Shopkeepers and homeowners along the swollen Potomac River were relieved yesterday when the expected second round of floodwaters did little more than trickle over the river banks.

But that did not stop the mix of curious joggers, bicyclists and tourists who assembled along the river in Georgetown to watch the brackish mix of water, debris and floating tree limbs.

Meteorologists predicted soon after Hurricane Isabel arrived Thursday that the trouble spots on the Potomac in the metropolitan region would be the Tidal Basin and Little Falls, north of the city.

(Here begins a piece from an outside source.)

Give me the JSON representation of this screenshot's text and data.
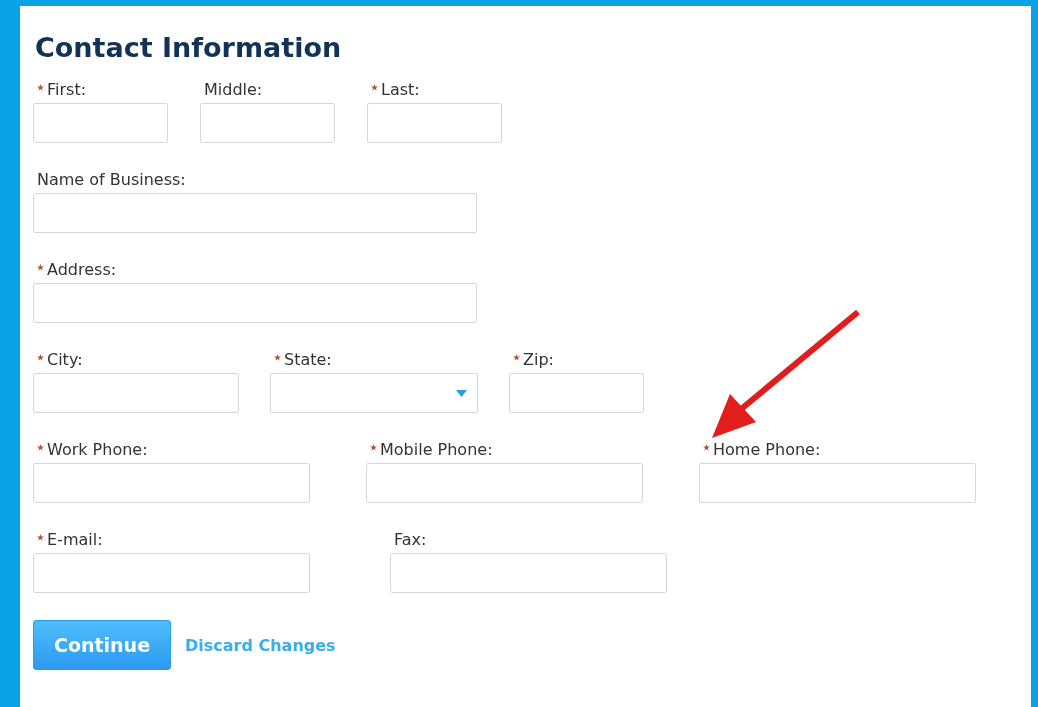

They said the fast-moving storm had not dumped enough rain in the mountains of Maryland, Pennsylvania, Virginia and West Virginia to cause widespread flooding yesterday.

In Georgetown, boards covered with plastic sheeting were set in front of the 3100 block of Water Street and Loews Theatres.

Sandbags stood sentinel near the entrance to a parking garage.

Yellow police tape kept onlookers away from the Washington Harbor waterfront eateries, where water from Isabel’s visit was still standing.

Nearby was the sign: “Warning, Combined Sewer Overflow Discharge Point. Pollution May Occur During Rainfall.”

As high tide approached at about 5:19 p.m. yesterday, the sidewalk along the Tidal Basin was flooded.

The water never reached the lowest steps of the Jefferson Memorial and did not come close to reaching the level it did Thursday.